Fragment Ewangelii Mt 5,20-26 bardzo uspokaja. Dzięki niemu możemy być pewni, że chrześcijaństwo nie jest religią dla hipokrytów.
Przeczytaj: Mt 5, 20-26
Tweety:
Jeśli wasza sprawiedliwość nie będzie większa niż uczonych w Piśmie i faryzeuszów, nie wejdziecie do królestwa niebieskiego.
Rozważanie:
Trzeba o tym mówić, ponieważ coraz częściej można usłyszeć zarzuty wobec wierzących, że „jedno mówią, a drugie robią”. Zakłada się, że nawet najpobożniejsze osoby, mimo „spędzanych całych dni w kościele” „utopiłyby swoich sąsiadów w łyżce wody”. Czy jest to prawdą? Jeśli tak, to jako chrześcijanie mamy naprawdę wiele do zrobienia.
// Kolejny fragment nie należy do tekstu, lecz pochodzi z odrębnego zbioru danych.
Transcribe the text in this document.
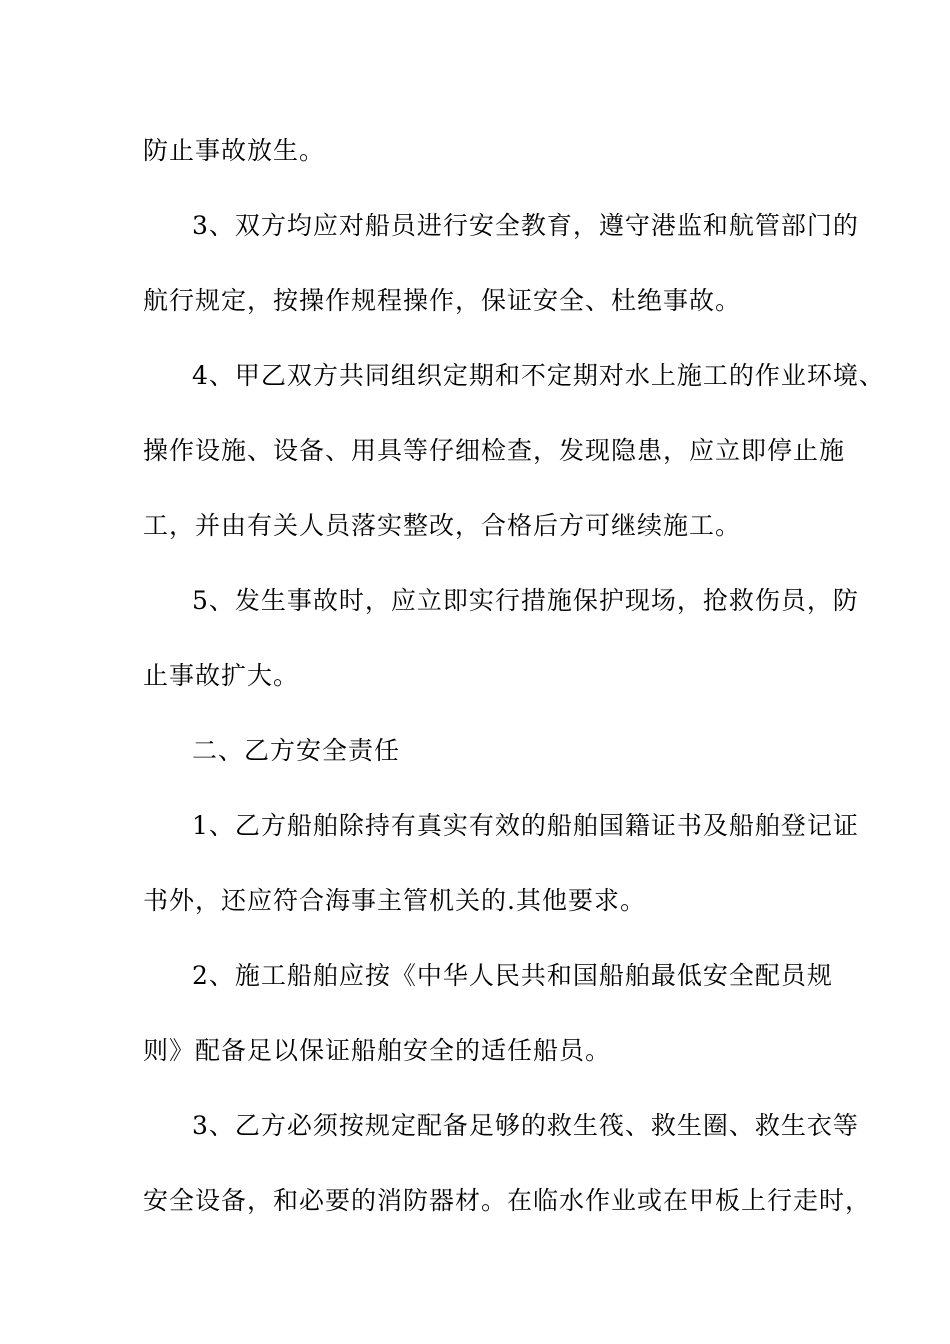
防止事故放生。
3、双方均应对船员进行安全教育，遵守港监和航管部门的
航行规定，按操作规程操作，保证安全、杜绝事故。
4、甲乙双方共同组织定期和不定期对水上施工的作业环境、
操作设施、设备、用具等仔细检查，发现隐患，应立即停止施
工，并由有关人员落实整改，合格后方可继续施工。
5、发生事故时，应立即实行措施保护现场，抢救伤员，防
止事故扩大。
二、乙方安全责任
1、乙方船舶除持有真实有效的船舶国籍证书及船舶登记证
书外，还应符合海事主管机关的.其他要求。
2、施工船舶应按《中华人民共和国船舶最低安全配员规
则》配备足以保证船舶安全的适任船员。
3、乙方必须按规定配备足够的救生筏、救生圈、救生衣等
安全设备，和必要的消防器材。在临水作业或在甲板上行走时，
Nasza wiara nie jest bowiem zakładem kosmetycznym, którego jedynym zadaniem jest poprawienie naszego zewnętrznego wyglądu. Chrześcijanie nie mają wyłącznie dobrze prezentować się na zewnątrz. Chrystus zajął w stosunku do tej kwestii jednoznaczne stanowisko. Powiedział swoim uczniom, że ich sprawiedliwość musi być większa niż uczonych w Piśmie i faryzeuszów, którzy mieli niezbyt „uwewnętrznioną” moralność. Oceniali tylko zewnętrzne fakty, a nie myśli. Jezus poszedł o krok dalej.
Proponuje On swoim uczniom obserwowanie wewnętrznych poruszeń i myśli. Nie wystarczy wyglądać na chrześcijanina, lecz trzeba zacząć kochać i utożsamiać się z proponowanym przez wiarę stylem działania, myślenia i wysławiania się. Słowem, trzeba bez reszty oddać się podążaniu za Jezusem.
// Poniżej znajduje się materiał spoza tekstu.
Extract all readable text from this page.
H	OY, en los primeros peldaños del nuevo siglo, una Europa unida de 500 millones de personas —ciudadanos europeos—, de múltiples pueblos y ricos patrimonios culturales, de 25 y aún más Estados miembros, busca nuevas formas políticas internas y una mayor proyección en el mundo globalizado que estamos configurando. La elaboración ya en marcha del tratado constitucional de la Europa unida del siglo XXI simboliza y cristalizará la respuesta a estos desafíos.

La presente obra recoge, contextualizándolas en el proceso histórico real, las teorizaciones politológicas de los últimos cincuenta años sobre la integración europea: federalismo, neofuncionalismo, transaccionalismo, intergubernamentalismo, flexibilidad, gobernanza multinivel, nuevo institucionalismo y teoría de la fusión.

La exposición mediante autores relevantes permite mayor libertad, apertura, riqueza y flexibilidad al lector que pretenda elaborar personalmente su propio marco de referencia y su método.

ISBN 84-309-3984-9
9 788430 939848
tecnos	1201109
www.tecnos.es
Chrystus wytłumaczył, że przyniesie to naprawdę ważne, wymierne korzyści. Gdy „nastroimy” swoje funkcjonowanie zgodnie z Bożymi założeniami, będziemy potrafili od razu przebaczyć, a przez to rozwiązywać konflikty „od ręki”. Oznacza to, że opanujemy „relacyjne wybuchy”, gdy jeszcze nie urosną do rozmiarów, które okażą się dla nas zbyt trudne do naprawienia.
Modlitwa:
Panie, strzeż mnie od hipokryzji. Ratuj od tego, co przez swoją dwuznaczność chce mnie sprowadzić na złe ścieżki. Amen.